As Florence meets and falls in love with Krish, we as readers help bring her life into focus – literally. We piece together the couple’s conversations, clarify their dreams, develop polaroid photos of their outings and social gatherings, and even arrange their personal belongings when they start living together. The process enables readers to access the couple’s life. It is an incredibly empowering feeling, which soon turns heart-wrenching when the couple breaks up and readers have to help sort out their stuff. Memories of the relationship are now drifting pieces of a vague image that readers try to capture on behalf of Florence. The emotional and psychological transition from the observer to the participant is thus complete.

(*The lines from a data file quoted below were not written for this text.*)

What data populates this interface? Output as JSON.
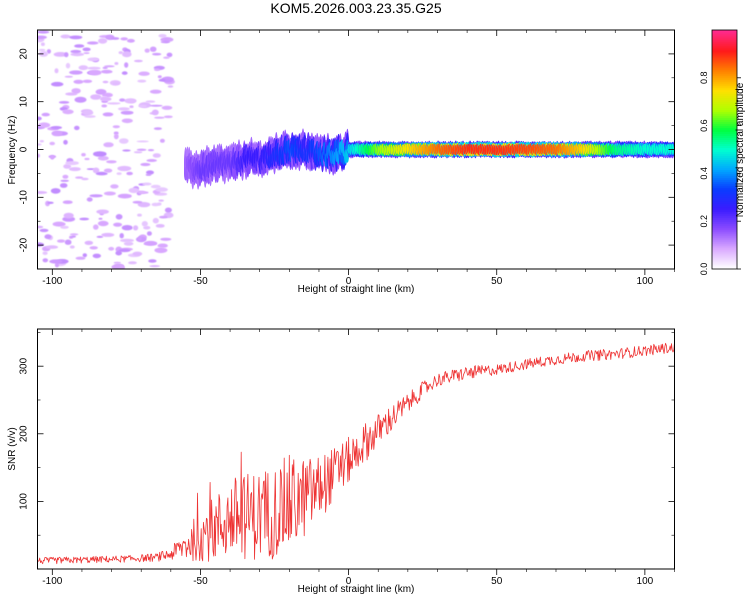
{
  "chart_data": [
    {
      "type": "heatmap",
      "title": "KOM5.2026.003.23.35.G25",
      "xlabel": "Height of straight line (km)",
      "ylabel": "Frequency (Hz)",
      "xlim": [
        -105,
        110
      ],
      "ylim": [
        -25,
        25
      ],
      "x_ticks": [
        -100,
        -50,
        0,
        50,
        100
      ],
      "y_ticks": [
        -20,
        -10,
        0,
        10,
        20
      ],
      "colorbar": {
        "label": "Normalized spectral amplitude",
        "range": [
          0,
          1
        ],
        "ticks": [
          0.0,
          0.2,
          0.4,
          0.6,
          0.8
        ],
        "tick_labels": [
          "0.0",
          "0.2",
          "0.4",
          "0.6",
          "0.8"
        ],
        "colors": [
          "#ffffff",
          "#d9a8ff",
          "#8a4bff",
          "#3a1cff",
          "#0a3cff",
          "#00a8ff",
          "#00ffd0",
          "#00ff40",
          "#b0ff00",
          "#ffe000",
          "#ff8000",
          "#ff1a1a",
          "#ff2a8c"
        ]
      },
      "ridge": {
        "x": [
          -55,
          -50,
          -45,
          -40,
          -35,
          -30,
          -25,
          -20,
          -15,
          -10,
          -5,
          0,
          5,
          10,
          20,
          30,
          40,
          50,
          60,
          70,
          80,
          90,
          100,
          108
        ],
        "frequency": [
          -4,
          -4,
          -3,
          -3,
          -2,
          -2,
          -1,
          0,
          0,
          -1,
          -1,
          0,
          0,
          0,
          0,
          0,
          0,
          0,
          0,
          0,
          0,
          0,
          0,
          0
        ],
        "amplitude": [
          0.15,
          0.2,
          0.2,
          0.2,
          0.25,
          0.25,
          0.3,
          0.35,
          0.3,
          0.35,
          0.4,
          0.45,
          0.55,
          0.65,
          0.75,
          0.85,
          0.9,
          0.9,
          0.88,
          0.85,
          0.75,
          0.55,
          0.5,
          0.5
        ]
      },
      "noise_region": {
        "x_from": -105,
        "x_to": -60,
        "amplitude": 0.05
      }
    },
    {
      "type": "line",
      "xlabel": "Height of straight line (km)",
      "ylabel": "SNR (v/v)",
      "xlim": [
        -105,
        110
      ],
      "ylim": [
        0,
        355
      ],
      "x_ticks": [
        -100,
        -50,
        0,
        50,
        100
      ],
      "y_ticks": [
        100,
        200,
        300
      ],
      "series": [
        {
          "name": "SNR",
          "color": "#ee3333",
          "x": [
            -105,
            -95,
            -85,
            -75,
            -65,
            -60,
            -55,
            -50,
            -45,
            -40,
            -35,
            -30,
            -25,
            -20,
            -15,
            -10,
            -5,
            0,
            5,
            10,
            15,
            20,
            25,
            30,
            35,
            40,
            50,
            60,
            70,
            80,
            90,
            100,
            110
          ],
          "values": [
            12,
            13,
            14,
            15,
            17,
            22,
            35,
            50,
            60,
            75,
            78,
            80,
            85,
            95,
            105,
            120,
            140,
            160,
            185,
            205,
            225,
            245,
            265,
            280,
            285,
            290,
            295,
            303,
            310,
            315,
            318,
            323,
            328
          ],
          "variability": [
            5,
            5,
            5,
            5,
            6,
            9,
            24,
            38,
            50,
            60,
            65,
            68,
            70,
            75,
            60,
            50,
            40,
            35,
            30,
            25,
            20,
            15,
            12,
            10,
            10,
            10,
            8,
            8,
            8,
            8,
            8,
            8,
            8
          ]
        }
      ]
    }
  ]
}
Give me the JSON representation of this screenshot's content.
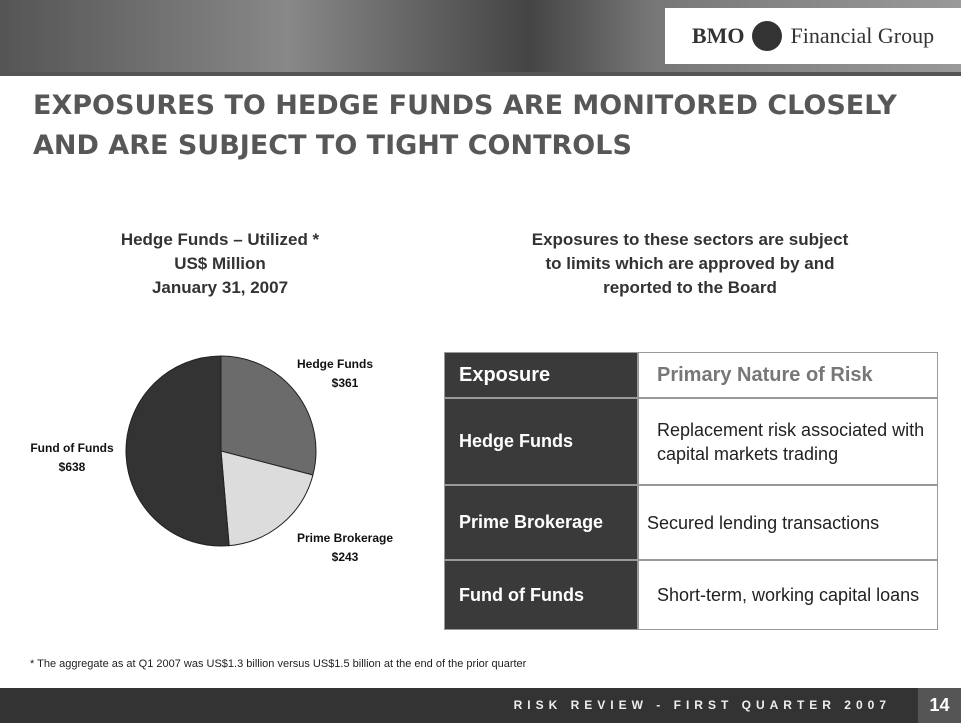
{
  "header": {
    "logo_left": "BMO",
    "logo_right": "Financial Group"
  },
  "title": [
    "EXPOSURES TO HEDGE FUNDS ARE MONITORED CLOSELY",
    "AND ARE SUBJECT TO TIGHT CONTROLS"
  ],
  "chart_data": {
    "type": "pie",
    "title": [
      "Hedge Funds – Utilized *",
      "US$ Million",
      "January 31, 2007"
    ],
    "categories": [
      "Hedge Funds",
      "Prime Brokerage",
      "Fund of Funds"
    ],
    "values": [
      361,
      243,
      638
    ],
    "value_labels": [
      "$361",
      "$243",
      "$638"
    ],
    "colors": [
      "#6b6b6b",
      "#dcdcdc",
      "#333333"
    ]
  },
  "subtitle": [
    "Exposures to these sectors are subject",
    "to limits which are approved by and",
    "reported to the Board"
  ],
  "table": {
    "header": [
      "Exposure",
      "Primary Nature of Risk"
    ],
    "rows": [
      [
        "Hedge Funds",
        "Replacement risk associated with capital markets trading"
      ],
      [
        "Prime Brokerage",
        "Secured lending transactions"
      ],
      [
        "Fund of Funds",
        "Short-term, working capital loans"
      ]
    ]
  },
  "footnote": "* The aggregate as at Q1 2007 was US$1.3 billion versus US$1.5 billion at the end of the prior quarter",
  "footer": {
    "text": "RISK REVIEW - FIRST QUARTER 2007",
    "page": "14"
  }
}
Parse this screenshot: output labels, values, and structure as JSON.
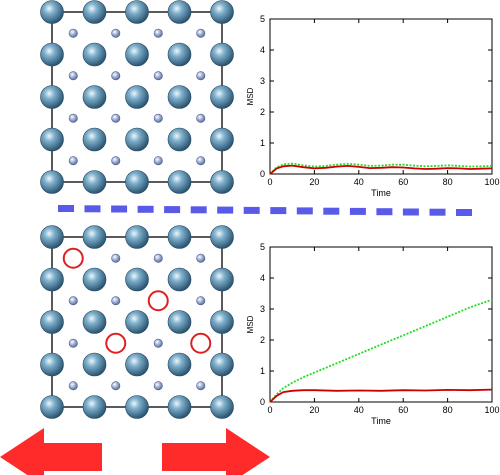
{
  "colors": {
    "cell_border": "#000000",
    "large_atom": "#3a6d8c",
    "small_atom": "#8fa6c8",
    "vacancy_ring": "#e02020",
    "divider": "#5a5ae8",
    "arrow": "#ff2a2a",
    "series_red": "#cc0000",
    "series_green": "#22dd22"
  },
  "panels": [
    {
      "lattice": {
        "large_rows": 5,
        "large_cols": 5,
        "small_rows": 4,
        "small_cols": 4,
        "vacancies": []
      },
      "chart_data": {
        "type": "line",
        "xlabel": "Time",
        "ylabel": "MSD",
        "xlim": [
          0,
          100
        ],
        "ylim": [
          0,
          5
        ],
        "xticks": [
          "0",
          "20",
          "40",
          "60",
          "80",
          "100"
        ],
        "yticks": [
          "0",
          "1",
          "2",
          "3",
          "4",
          "5"
        ],
        "x": [
          0,
          3,
          6,
          10,
          15,
          20,
          25,
          30,
          35,
          40,
          45,
          50,
          55,
          60,
          65,
          70,
          75,
          80,
          85,
          90,
          95,
          100
        ],
        "series": [
          {
            "color_key": "series_green",
            "dashed": true,
            "values": [
              0,
              0.22,
              0.31,
              0.34,
              0.28,
              0.24,
              0.26,
              0.3,
              0.33,
              0.3,
              0.26,
              0.27,
              0.3,
              0.3,
              0.27,
              0.25,
              0.26,
              0.28,
              0.26,
              0.24,
              0.25,
              0.26
            ]
          },
          {
            "color_key": "series_red",
            "dashed": false,
            "values": [
              0,
              0.18,
              0.25,
              0.27,
              0.22,
              0.18,
              0.2,
              0.24,
              0.26,
              0.23,
              0.19,
              0.2,
              0.22,
              0.21,
              0.18,
              0.16,
              0.17,
              0.19,
              0.18,
              0.16,
              0.17,
              0.18
            ]
          }
        ]
      }
    },
    {
      "lattice": {
        "large_rows": 5,
        "large_cols": 5,
        "small_rows": 4,
        "small_cols": 4,
        "vacancies": [
          {
            "row": 0,
            "col": 0
          },
          {
            "row": 1,
            "col": 2
          },
          {
            "row": 2,
            "col": 1
          },
          {
            "row": 2,
            "col": 3
          }
        ]
      },
      "chart_data": {
        "type": "line",
        "xlabel": "Time",
        "ylabel": "MSD",
        "xlim": [
          0,
          100
        ],
        "ylim": [
          0,
          5
        ],
        "xticks": [
          "0",
          "20",
          "40",
          "60",
          "80",
          "100"
        ],
        "yticks": [
          "0",
          "1",
          "2",
          "3",
          "4",
          "5"
        ],
        "x": [
          0,
          3,
          6,
          10,
          15,
          20,
          30,
          40,
          50,
          60,
          70,
          80,
          90,
          100
        ],
        "series": [
          {
            "color_key": "series_green",
            "dashed": true,
            "values": [
              0,
              0.25,
              0.45,
              0.62,
              0.8,
              0.95,
              1.25,
              1.55,
              1.85,
              2.15,
              2.45,
              2.75,
              3.05,
              3.3
            ]
          },
          {
            "color_key": "series_red",
            "dashed": false,
            "values": [
              0,
              0.2,
              0.32,
              0.36,
              0.38,
              0.38,
              0.36,
              0.37,
              0.36,
              0.38,
              0.37,
              0.39,
              0.38,
              0.4
            ]
          }
        ]
      }
    }
  ],
  "arrows": [
    {
      "direction": "left"
    },
    {
      "direction": "right"
    }
  ]
}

In the words of Ken Wong, lead designer of Florence: “I wanted to explore what kind of stories and what kind of dynamics we can get without resorting to violence… It plays out a bit like comic without words, which I’m a fan of, but also a bit like a silent movie or a music video, where you’re going to be reading a lot into body language and how these characters move throughout the world and looking through their possessions.” Perhaps this is why Florence can and should be seen as a digital book – it builds in chapters and utilises the format of a graphic novel. It encourages reader contribution, NOT to achieve goals, win prizes, advance to higher levels, or experience thrills. Instead, readers are invited to participate in processes of decision-making and, as a result, to experience how simple and complex decisions can impact on one’s life.

Suffice to say that, much like reading a book, in Florence, there is no “right” or “wrong” choices that will let you “win” or “lose”. Similar to a book, but through interaction, it seeks to “evoke more personal connections and empathy from users”. I guess this is what makes storytelling magical as well as universal, no matter what form it takes.